秋田県大仙市大曲はそのようなコミュニティのひとつ。日本の東北地方にあるこの地域では、毎年8月第4土曜日に「全国花火競技大会(大曲の花火)」が開催される。規模、音響、色彩などさまざまな点において日本一の花火大会の一つと言われている。

打ち上げ花火は、紙で出来た球型の容器に火薬をつめて作られた花火玉を夜空に打ち上げ、華やかな姿を楽しむものだ。1885年の創業以来、大曲で花火の製造・販売を行っている小松煙火工業の五代目社長、小松忠信氏によると、大曲における花火の歴史は江戸時代にさかのぼるという。戦国時代を経て、平和な江戸時代が始まり、戦がなくなると、火薬を扱える兵がその技術を戦術以外のものに活かそうとして花火師になり、花火を専門に扱う火薬屋が登場したそうだ。

花火はやがて、五穀豊穣を願う意味で打ち上げられるようになる。しかし、花火を打ち上げるにはお金がかかるため、地主がお金を出し、花火を打ち上げた。地主たちは観客を魅了するため、お互いに競うようになったという。花火師たちは毎回新しい技術を取り入れながら、切磋琢磨し、それまでにない花火を作り上げてきた。花火は神社の祭典の余興としても行われ、1910年には「花火競技大会」という形となり、その花火の見事さで知られるようになった。

近代になると、花火の世界にもハイテクの時代が到来する。元々は手動での点火であったが、1980年代には電気による点火が始まり、90年代からは音楽と花火をシンクロさせるようになった。今や打ち上げのタイミングを1秒違わず正確にコンピュータでコントロールできる。

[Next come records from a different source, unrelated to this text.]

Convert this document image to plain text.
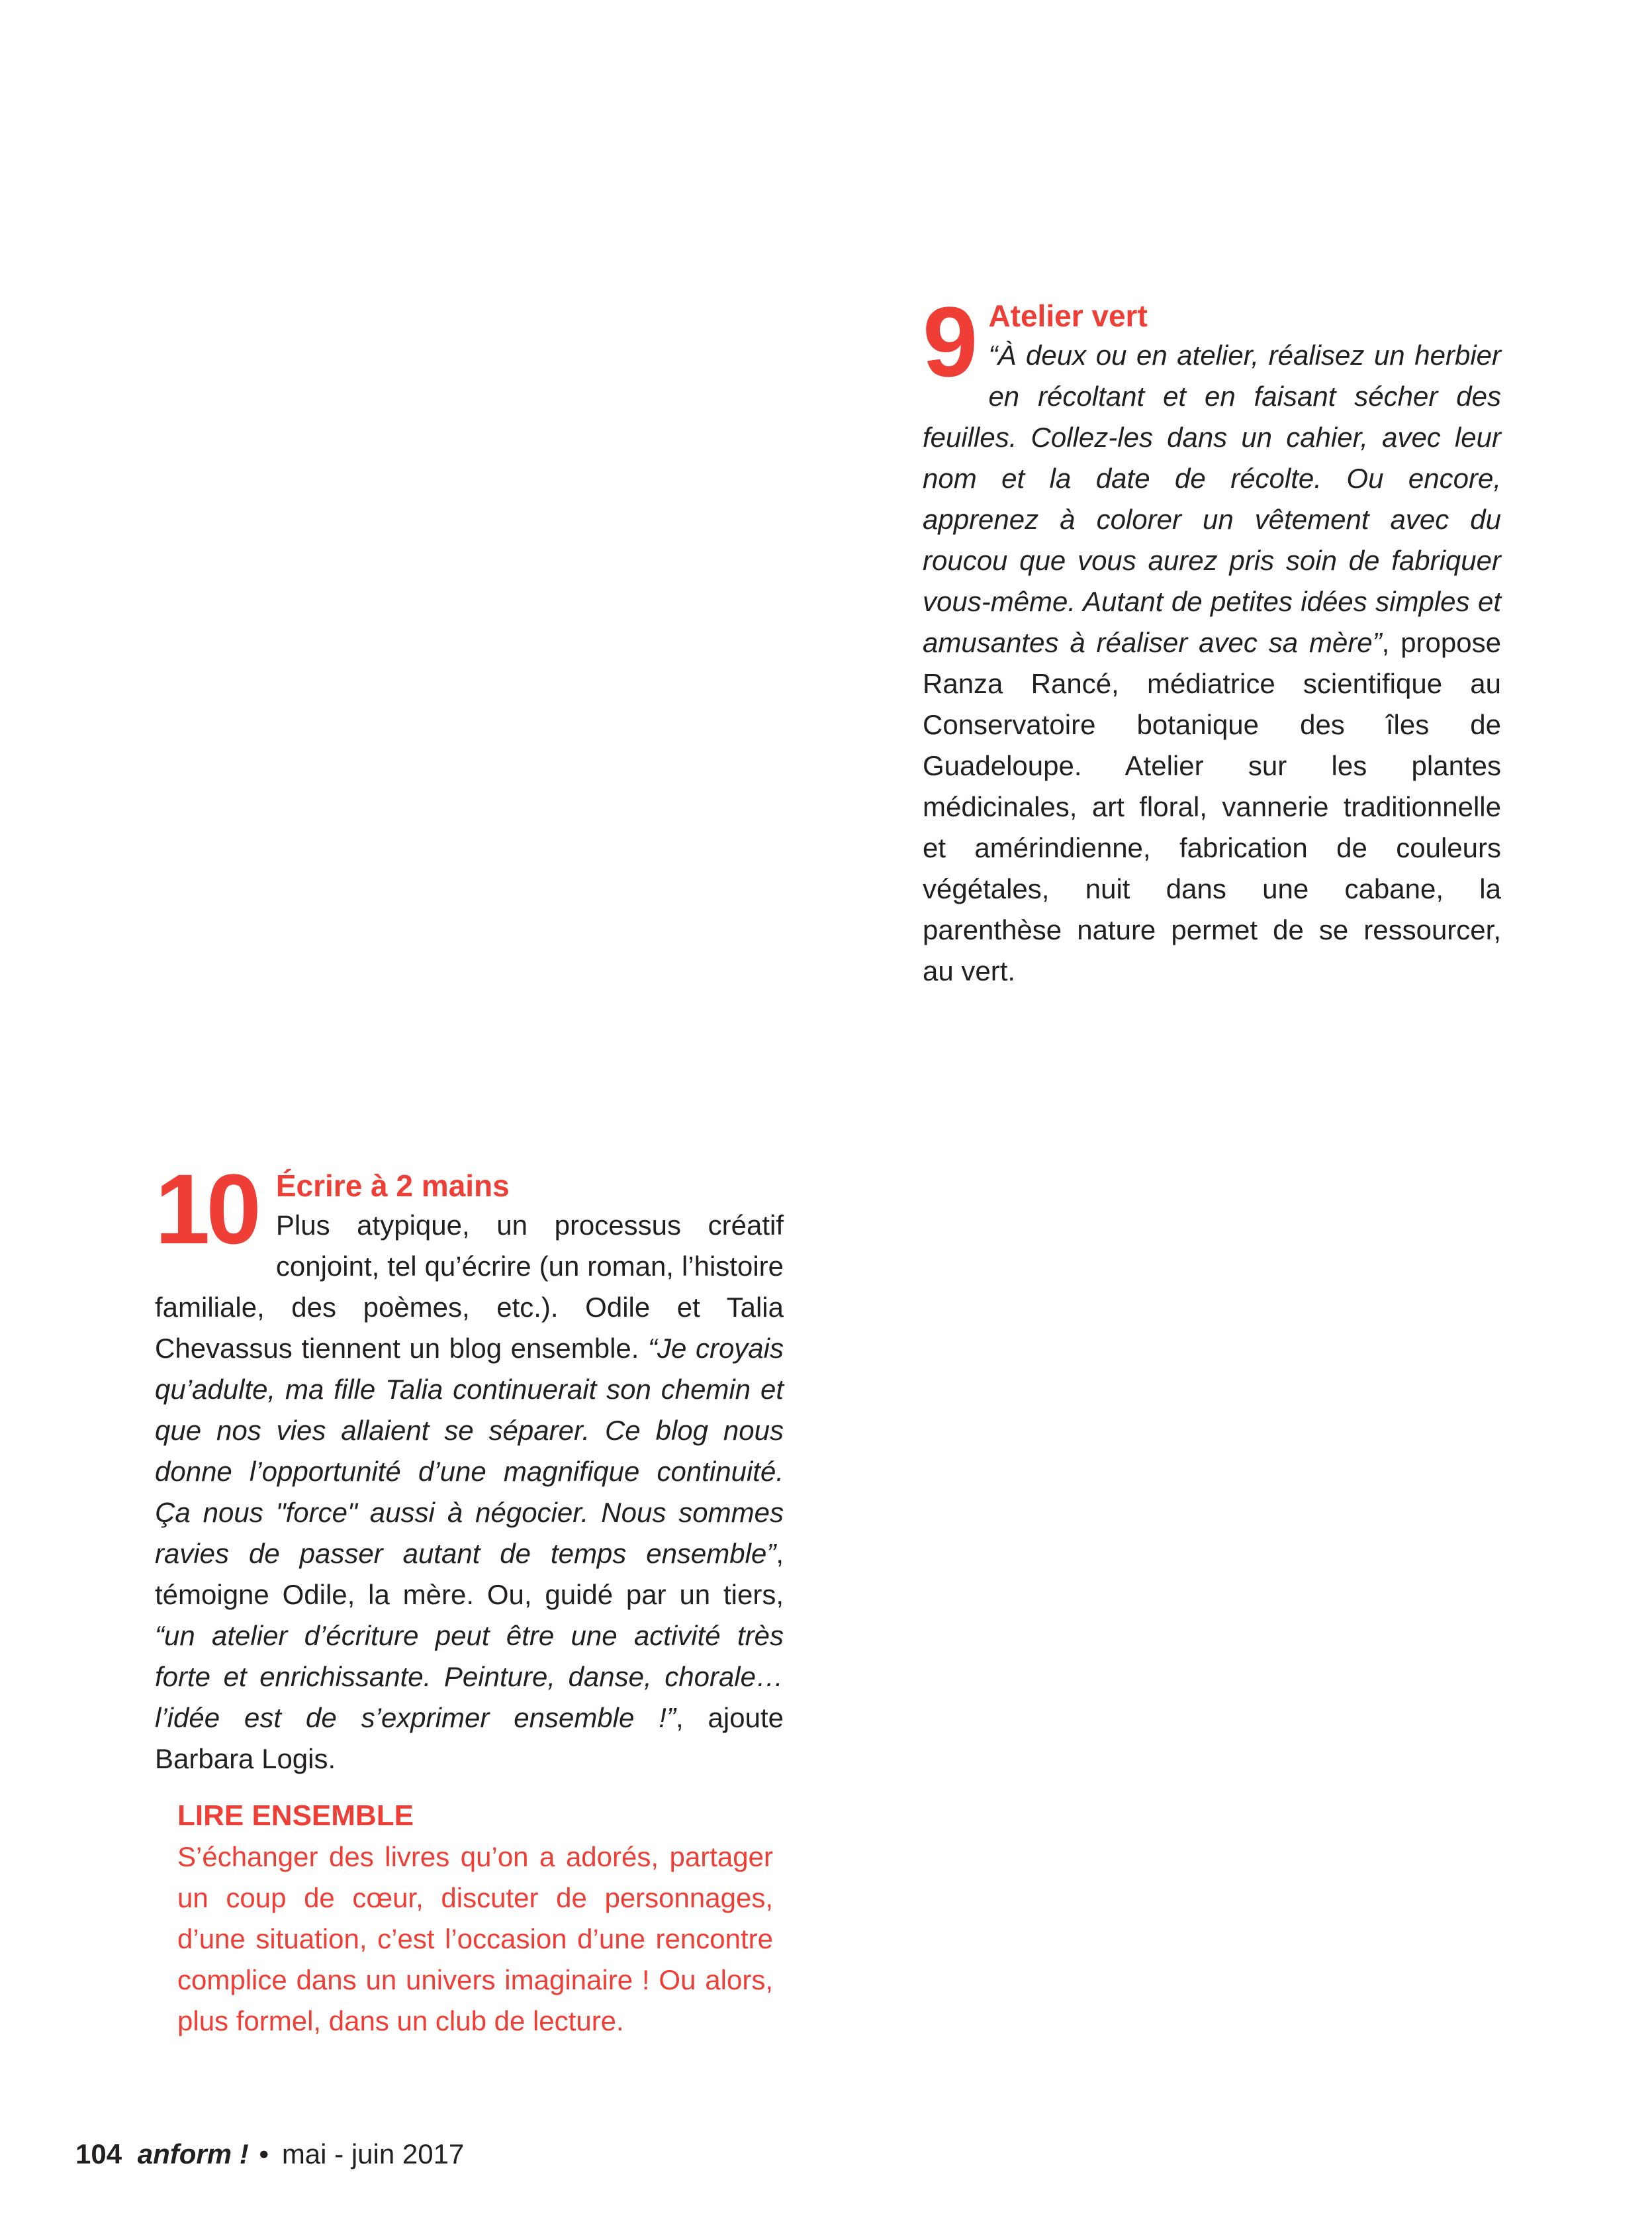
9 Atelier vert
“À deux ou en atelier, réalisez un herbier en récoltant et en faisant sécher des feuilles. Collez-les dans un cahier, avec leur nom et la date de récolte. Ou encore, apprenez à colorer un vêtement avec du roucou que vous aurez pris soin de fabriquer vous-même. Autant de petites idées simples et amusantes à réaliser avec sa mère”, propose Ranza Rancé, médiatrice scientifique au Conservatoire botanique des îles de Guadeloupe. Atelier sur les plantes médicinales, art floral, vannerie traditionnelle et amérindienne, fabrication de couleurs végétales, nuit dans une cabane, la parenthèse nature permet de se ressourcer, au vert.
10 Écrire à 2 mains
Plus atypique, un processus créatif conjoint, tel qu’écrire (un roman, l’histoire familiale, des poèmes, etc.). Odile et Talia Chevassus tiennent un blog ensemble. “Je croyais qu’adulte, ma fille Talia continuerait son chemin et que nos vies allaient se séparer. Ce blog nous donne l’opportunité d’une magnifique continuité. Ça nous "force" aussi à négocier. Nous sommes ravies de passer autant de temps ensemble”, témoigne Odile, la mère. Ou, guidé par un tiers, “un atelier d’écriture peut être une activité très forte et enrichissante. Peinture, danse, chorale… l’idée est de s’exprimer ensemble !”, ajoute Barbara Logis.
LIRE ENSEMBLE
S’échanger des livres qu’on a adorés, partager un coup de cœur, discuter de personnages, d’une situation, c’est l’occasion d’une rencontre complice dans un univers imaginaire ! Ou alors, plus formel, dans un club de lecture.
104 anform ! • mai - juin 2017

小松煙火工業は、「大曲の花火」に全87回連続参加し、平成25年8月には「昇銀引五重芯変化菊」という花火が評価され、最優秀賞である「内閣総理大臣賞」を受賞した。五重芯とは、花火の輪の中に、さらに五重の同心円を描くという全6色のカラフルな花火。その複雑さゆえにほとんど見ることができない究極の花火である。小松煙火工業の洗練された技術力を持ってしても、「変化菊」を完成させるまでに8年かかったという。

日本の花火師は、「花火の輪に究極の円を求める」と小松氏は言及する。均整がとれた同心円状のものを何層もつくるために、緻密すぎて観ている人に伝わらないことまで突き詰めるのだそうだ。層の密度を均一にし、完璧な同心円状の花火が完成するのはたった一瞬の出来事だ。しかし、「パッと光って一瞬に消えるのが花火の本当の良さなのです。それらは私たちの記憶に一生残るでしょうから」と小松氏は説明する。

花火には川で打ち上がるものもあれば、海で打ち上げるものもある。大都会で打ち上がるものもある。東京の最新ランドマークである東京スカイツリーからは隅田川沿いに花火を見ることができる。ぜひこの夏はバリエーション豊かな日本の花火を楽しんでほしいです」と小松氏は言う。